By Michelle Railey
There was a day. It was spring. It was warm, surprisingly warm. A gift of a day, one of those where you knew, you just knew, the chill would return, but the day, like a pop-up shower, was a good eight hours of summertime warmth, square in the middle of early spring, nearly too good to be true – well, probably too good to be true. Good things so often are.
At any rate, it was a day. A Spring Break sort of day when March could be July could be outside of time. And you drive south. On country roads and into the hilly parts of southern Indiana where myths could be real and time becomes a sticky, taffy-like thing. Driving in southern Indiana is like daydreaming by a lake: sure you’re looking at the ribbon of highway, but the damp green shade is overhead and fragrance fills your car and your head; time loses its precision. The morning spins into afternoon, and if you’re lucky, it will hit evening and there will be dew. And there’s the road again: a loop of memory and non-thinking and feeling but mostly leaves and hills and places you’ve never been but know anyway. Southern Indiana can be a gift, too.
And you drive yourself through a waterfall and find yourself in an 1820s kind of town: Madison, Indiana. The buildings downtown are brick, multi-story. Brick walks and crumbling brick buildings. And ferns. On a riverbank. And history pulses in the shutters hanging on the walls, in the cement lions which flank every other house. It blinks in the reflections from the river. It glances off pewter and iron and old buildings trying to remain young.
It’s like visiting the past, for a second, and your car and your clothes are out of place. But you. You fit in, sort of. You are friends with things you have never known but still have met: the moldy bricks, the damp cement, the waved, mouth-blown glass.
So into an antique store you go. You buy a tea cup. But this is a spot for true antiquers and the river is calling. Walk on.
And there, in the unseasonable bright warmth that is this day, is a floating barge disguising itself as a restaurant, complete with a white peacock hanging around the dock. Obviously this is the only place to eat. For you. For anyone. For everyone on this day in the languorous bend of the river.
It’s a cross between a pontoon and Gilligan’s Minnow. It’s Steamboat Willie with moldy carpeting and run-down Bingo chairs and leftover Chinese Buffet tables. The tables have ketchup-crusted baskets with Captain’s Wafers and Melba Toasts and Saltines. The menus are sticky and misspelled, the plastic glasses stained with the ghosts of lipsticks past and everything about your order feels like a mistake, like a haunted house you should run from, like possible ptomaine.
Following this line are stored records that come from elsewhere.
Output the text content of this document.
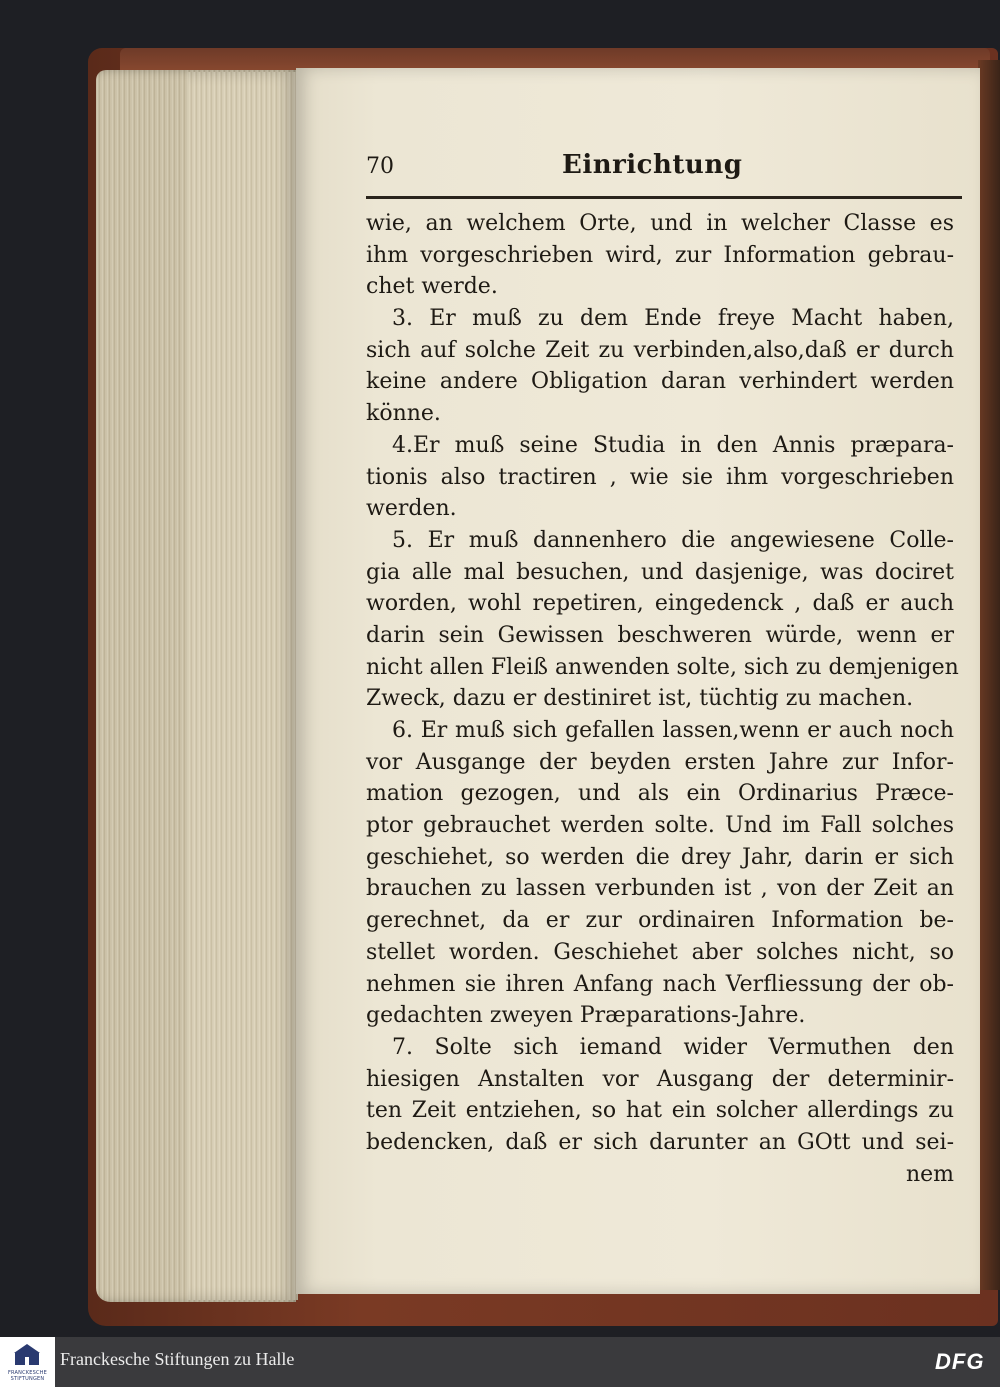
70	Einrichtung
wie, an welchem Orte, und in welcher Classe es
ihm vorgeschrieben wird, zur Information gebrau-
chet werde.
3. Er muß zu dem Ende freye Macht haben,
sich auf solche Zeit zu verbinden,also,daß er durch
keine andere Obligation daran verhindert werden
könne.
4.Er muß seine Studia in den Annis præpara-
tionis also tractiren , wie sie ihm vorgeschrieben
werden.
5. Er muß dannenhero die angewiesene Colle-
gia alle mal besuchen, und dasjenige, was dociret
worden, wohl repetiren, eingedenck , daß er auch
darin sein Gewissen beschweren würde, wenn er
nicht allen Fleiß anwenden solte, sich zu demjenigen
Zweck, dazu er destiniret ist, tüchtig zu machen.
6. Er muß sich gefallen lassen,wenn er auch noch
vor Ausgange der beyden ersten Jahre zur Infor-
mation gezogen, und als ein Ordinarius Præce-
ptor gebrauchet werden solte. Und im Fall solches
geschiehet, so werden die drey Jahr, darin er sich
brauchen zu lassen verbunden ist , von der Zeit an
gerechnet, da er zur ordinairen Information be-
stellet worden. Geschiehet aber solches nicht, so
nehmen sie ihren Anfang nach Verfliessung der ob-
gedachten zweyen Præparations-Jahre.
7. Solte sich iemand wider Vermuthen den
hiesigen Anstalten vor Ausgang der determinir-
ten Zeit entziehen, so hat ein solcher allerdings zu
bedencken, daß er sich darunter an GOtt und sei-
nem
FRANCKESCHE STIFTUNGEN
Franckesche Stiftungen zu Halle	DFG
Nevertheless, the dip-dyed and raspy-voiced server brings you a plate of “alfredo.” This is a plate of pasta, doused in cold milk, sprinkled with green-can shake-cheese. And it is, there is no other way to put this, inedible.
And you think to yourself, looking at the nearly solid iced tea you couldn’t possibly drink, and at the plate of seriously inedible food, and inhaling the fumes of forty years of neglect and mildew, as the floor of the boat-restaurant rocks with the waves, you think: this is, without doubt, the worst dining experience I’ve ever had.
You don’t eat. You don’t complain. You pay your tab. You do, however, eat a couple stale Melba Toasts— you always had a thing about melba toasts.
And you leave a tip you can’t quite afford, with a growling stomach, and bizarre feeling of bereavement. History is just history. Moldy bricks are just old, not picturesque. And it’s not like you really needed that chipped tea cup.
So, with your tail between your legs, you walk away from the pontoon on a swaying, rotted dock. You spend a couple minutes befriending the albino peacock. He’s not having it. And so you hang your head, drive away, swear off the past, and hit the drive-thru of the first McDonald’s you see.
And twenty-ish (a little more, a little less) years later, you will think of that decrepit barge, with its old crackers and its pet white exotic bird. And that restaurant will attain a luster it doesn’t quite deserve.
Everything falls into place. New ferns and old brick. Cherub heads of stone and reproduction fountains. The smell and sound of a river, which has been there long before you and long before me.
And a barge with stale crackers and really bad food, saved by a peacock, in old days, a symbol of the redeemed and the redeemer. Or of vanity. And maybe, with the past, both apply.
Sometimes things are like that. Bad at first. And redeemed by memory, redeemed by time. Redeemed by an ill-tempered peacock and experience.